From time to time, there may be errors by which user data is temporarily logged or retained in violation of this policy. If such errors are inadvertent, rare, and made in good faith, they do not constitute a breach of this policy. We will delete such data as soon as practicable after we become aware of any error and take steps to ensure that it is deleted by any third-party who may have had access to the data.
"Fully Qualified Domain Name" means a domain name that addresses a computer connected to the Internet. For instance, example1.com; www.example1.com; ads.example1.com; and widgets.example2.com are all distinct Fully Qualified Domain Names.

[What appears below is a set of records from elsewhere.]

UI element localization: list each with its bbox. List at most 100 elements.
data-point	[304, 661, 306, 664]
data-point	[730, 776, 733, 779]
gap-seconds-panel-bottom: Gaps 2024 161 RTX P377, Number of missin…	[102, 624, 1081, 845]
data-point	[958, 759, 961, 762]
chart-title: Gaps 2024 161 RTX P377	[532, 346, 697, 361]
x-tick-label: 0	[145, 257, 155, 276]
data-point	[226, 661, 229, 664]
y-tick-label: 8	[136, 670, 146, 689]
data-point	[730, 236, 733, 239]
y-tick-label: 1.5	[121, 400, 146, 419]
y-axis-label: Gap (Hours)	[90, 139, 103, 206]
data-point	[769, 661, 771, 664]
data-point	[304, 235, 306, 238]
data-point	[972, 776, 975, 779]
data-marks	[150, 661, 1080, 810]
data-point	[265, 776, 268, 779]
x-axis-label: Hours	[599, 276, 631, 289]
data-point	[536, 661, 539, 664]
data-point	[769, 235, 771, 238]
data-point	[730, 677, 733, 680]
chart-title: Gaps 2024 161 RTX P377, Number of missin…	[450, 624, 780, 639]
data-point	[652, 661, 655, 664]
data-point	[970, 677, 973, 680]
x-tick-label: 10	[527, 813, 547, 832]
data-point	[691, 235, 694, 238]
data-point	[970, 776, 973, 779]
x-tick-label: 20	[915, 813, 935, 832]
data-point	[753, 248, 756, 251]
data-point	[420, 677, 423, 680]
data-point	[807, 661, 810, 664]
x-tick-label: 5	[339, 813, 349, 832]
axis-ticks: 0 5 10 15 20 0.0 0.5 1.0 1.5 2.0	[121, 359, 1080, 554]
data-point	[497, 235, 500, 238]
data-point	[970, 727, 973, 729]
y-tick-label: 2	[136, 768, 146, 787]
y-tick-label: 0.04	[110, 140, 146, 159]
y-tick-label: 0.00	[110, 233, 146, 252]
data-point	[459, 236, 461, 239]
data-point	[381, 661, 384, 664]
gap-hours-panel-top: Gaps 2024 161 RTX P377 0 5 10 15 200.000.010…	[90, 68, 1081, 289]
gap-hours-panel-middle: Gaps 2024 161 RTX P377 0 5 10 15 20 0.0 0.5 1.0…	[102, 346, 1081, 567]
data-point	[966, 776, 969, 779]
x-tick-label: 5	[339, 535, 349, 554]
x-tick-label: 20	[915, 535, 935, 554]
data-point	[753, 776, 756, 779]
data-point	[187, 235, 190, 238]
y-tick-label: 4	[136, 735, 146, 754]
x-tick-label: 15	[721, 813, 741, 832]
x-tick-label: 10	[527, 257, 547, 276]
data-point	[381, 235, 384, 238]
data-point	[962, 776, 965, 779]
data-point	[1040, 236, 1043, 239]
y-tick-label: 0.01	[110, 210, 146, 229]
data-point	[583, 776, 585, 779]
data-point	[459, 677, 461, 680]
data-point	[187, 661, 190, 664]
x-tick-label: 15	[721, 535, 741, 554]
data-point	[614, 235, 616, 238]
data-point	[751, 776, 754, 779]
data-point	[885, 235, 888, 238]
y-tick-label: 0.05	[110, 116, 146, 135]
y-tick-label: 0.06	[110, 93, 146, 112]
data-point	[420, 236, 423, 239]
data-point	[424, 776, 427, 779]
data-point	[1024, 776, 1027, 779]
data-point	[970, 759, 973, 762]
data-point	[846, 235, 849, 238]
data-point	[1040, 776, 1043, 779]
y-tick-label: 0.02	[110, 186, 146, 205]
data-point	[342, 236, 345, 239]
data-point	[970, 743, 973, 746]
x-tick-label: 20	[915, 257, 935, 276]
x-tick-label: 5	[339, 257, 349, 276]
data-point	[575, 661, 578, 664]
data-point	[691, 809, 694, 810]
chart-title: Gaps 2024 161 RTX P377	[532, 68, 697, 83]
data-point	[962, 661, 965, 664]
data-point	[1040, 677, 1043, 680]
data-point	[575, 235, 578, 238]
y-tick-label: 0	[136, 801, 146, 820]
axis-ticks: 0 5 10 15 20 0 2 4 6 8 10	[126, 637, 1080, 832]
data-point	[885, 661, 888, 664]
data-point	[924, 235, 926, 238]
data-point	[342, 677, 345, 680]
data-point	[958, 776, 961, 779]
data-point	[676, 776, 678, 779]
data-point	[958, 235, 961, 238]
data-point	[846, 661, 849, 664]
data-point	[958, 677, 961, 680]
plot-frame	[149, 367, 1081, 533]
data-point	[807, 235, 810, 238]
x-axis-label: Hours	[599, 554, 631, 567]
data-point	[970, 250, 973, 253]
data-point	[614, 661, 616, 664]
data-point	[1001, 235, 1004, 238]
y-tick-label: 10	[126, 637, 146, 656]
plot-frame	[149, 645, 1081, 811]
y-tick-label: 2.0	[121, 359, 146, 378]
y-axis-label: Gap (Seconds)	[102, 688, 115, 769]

"Supercookie" means any technology other than an HTTP Cookie which can be used by a server to associate identifiers with the clients that visit it. Examples of supercookies include Flash LSO cookies, DOM storage, HTML5 storage, or tricks to store information in caches or etags.
"Risk mitigation" means an engineering process that evaluates the possibility and likelihood of various adverse outcomes, considers the available methods of making those adverse outcomes less likely, and deploys sufficient mitigations to bring the probability and harm from adverse outcomes below an acceptable threshold.
"Reading habits" includes amongst other things lists of visited DNS names, if those domains pertain to specific topics or activities, but records of visited DNS names are not reading habits if those domain names serve content of a very diverse and general nature, thereby revealing minimal information about the opinions, interests or activities of the user.